Almost any book on fashion legends will have an instant audience and especially at this time of year, says Robin Dutt.
With international fashion catwalks having very largely returned following various Lock Downs and Slow Downs and the homogenising nature of Zoom shows, we might be able to be a little more confident in the future of fashion. Many publishers are planning several fashion titles to whet the appetite as part of this return to flair and fit. Part of Frances Lincoln’s series about fashion greats, ‘Icons With Attitude’ these two livres de poches (for so they are) are manageable and fit perfectly into this season’s capacious raincoat pockets. The subtitle (with obviously more in the pipeline, one presumes) is ‘What Coco Chanel/Alexander McQueen – ‘Can Teach you about Fashion’. But don’t let that put you off. These are not designed for the student alone and contain page after page of delightful quotes, stories and, of course, images – some seen for the first time for many readers. Ms Chanel, it would seem, has much to say on every subject in the fashion arena and some gems include these – ‘Dress shabbily and they remember the dress; dress impeccably and they remember the woman’, ‘Adornment, what a science! Beauty, what a weapon!

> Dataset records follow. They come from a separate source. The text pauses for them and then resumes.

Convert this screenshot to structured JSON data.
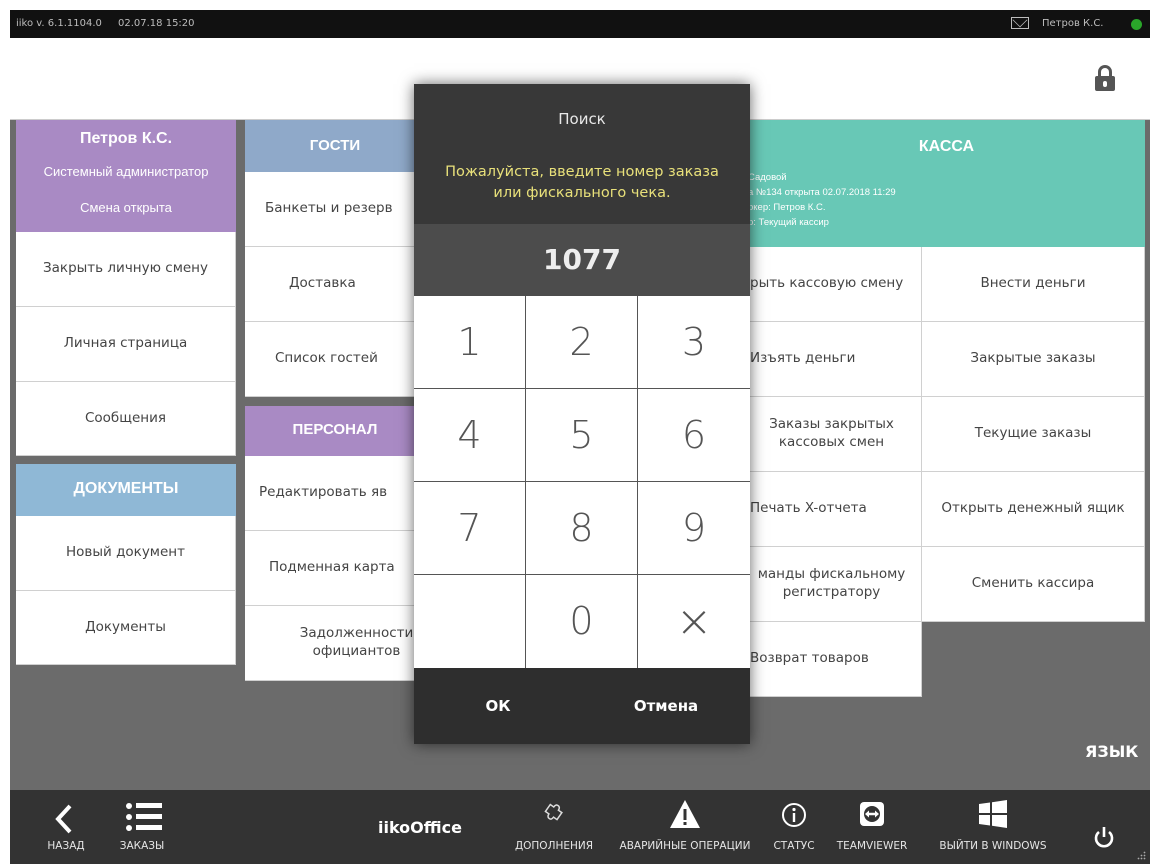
{
  "status": {
    "version": "iiko v. 6.1.1104.0",
    "datetime": "02.07.18 15:20",
    "user": "Петров К.С."
  },
  "user_panel": {
    "name": "Петров К.С.",
    "role": "Системный администратор",
    "shift": "Смена открыта",
    "items": [
      "Закрыть личную смену",
      "Личная страница",
      "Сообщения"
    ]
  },
  "documents": {
    "title": "ДОКУМЕНТЫ",
    "items": [
      "Новый документ",
      "Документы"
    ]
  },
  "guests": {
    "title": "ГОСТИ",
    "items": [
      "Банкеты и резерв",
      "Доставка",
      "Список гостей"
    ]
  },
  "staff": {
    "title": "ПЕРСОНАЛ",
    "items": [
      "Редактировать яв",
      "Подменная карта",
      "Задолженности официантов"
    ]
  },
  "kassa": {
    "title": "КАССА",
    "lines": [
      "Садовой",
      "а №134 открыта 02.07.2018 11:29",
      "ркер: Петров К.С.",
      "р: Текущий кассир"
    ],
    "left_items": [
      "рыть кассовую смену",
      "Изъять деньги",
      "Заказы закрытых кассовых смен",
      "Печать X-отчета",
      "манды фискальному регистратору",
      "Возврат товаров"
    ],
    "right_items": [
      "Внести деньги",
      "Закрытые заказы",
      "Текущие заказы",
      "Открыть денежный ящик",
      "Сменить кассира"
    ]
  },
  "dialog": {
    "title": "Поиск",
    "message": "Пожалуйста, введите номер заказа или фискального чека.",
    "value": "1077",
    "keys": [
      "1",
      "2",
      "3",
      "4",
      "5",
      "6",
      "7",
      "8",
      "9",
      "",
      "0",
      "×"
    ],
    "ok": "ОК",
    "cancel": "Отмена"
  },
  "language": "ЯЗЫК",
  "bottom": {
    "back": "НАЗАД",
    "orders": "ЗАКАЗЫ",
    "office": "iikoOffice",
    "addons": "ДОПОЛНЕНИЯ",
    "emergency": "АВАРИЙНЫЕ ОПЕРАЦИИ",
    "status": "СТАТУС",
    "teamviewer": "TEAMVIEWER",
    "exit_windows": "ВЫЙТИ В WINDOWS"
  },
  "colors": {
    "user_header": "#a98ac4",
    "documents_header": "#8fb8d6",
    "guests_header": "#8fa9c9",
    "kassa_header": "#68c8b6",
    "dialog_message": "#e8e07a"
  }
}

Modesty, what elegance.’ and ‘The best colour in the whole world is the one that looks good on you.’ Sound advice and views, indeed.
From McQueen, we have observations such as, ‘Clothes and jewellery should be startling, individual’, ‘I use things that people want to hide in their heads. War, religion, sex:’ and ‘When you see a woman in my clothes you want to know more about them’.
Caroline Young penned the Chanel book and Ana Finel Honigman wrote the McQueen and, in relatively short texts, cover much ground, reminding the reader of the lasting legacy of two very different and two highly respected talents, the world over. The archival shots of Chanel are especially engrossing and perhaps to be expected, the ‘shock value’ catwalk imagery of McQueen, worn by celebrity models such as Stella Tennant, Kristen McMenamy and the much missed fashion icon, Isabella Blow who bought McQueen’s final college runway collection. In the former, we see the couturier at work in her atelier, lounging at home in timeless luxury or modelling her own creations in her early days, by the sea. McQueen’s catwalk shots remind of his dark and dangerous edginess incorporating tailored military suiting, bondage influences or the use of bones and horns, feathers and lace which somehow do not look surreal or out of place at all.
So whilst these are not ‘How To’ books (even though some may still feel they might have an element of this) it must be remembered that both contain material which really does conjure the spirits of these two stellar artists whose take on individuality and glamour whilst being so different is not at odds when it comes to creative vigour and verve.
Coco Chanel and Alexander McQueen published by Frances Lincoln, £12.99 each.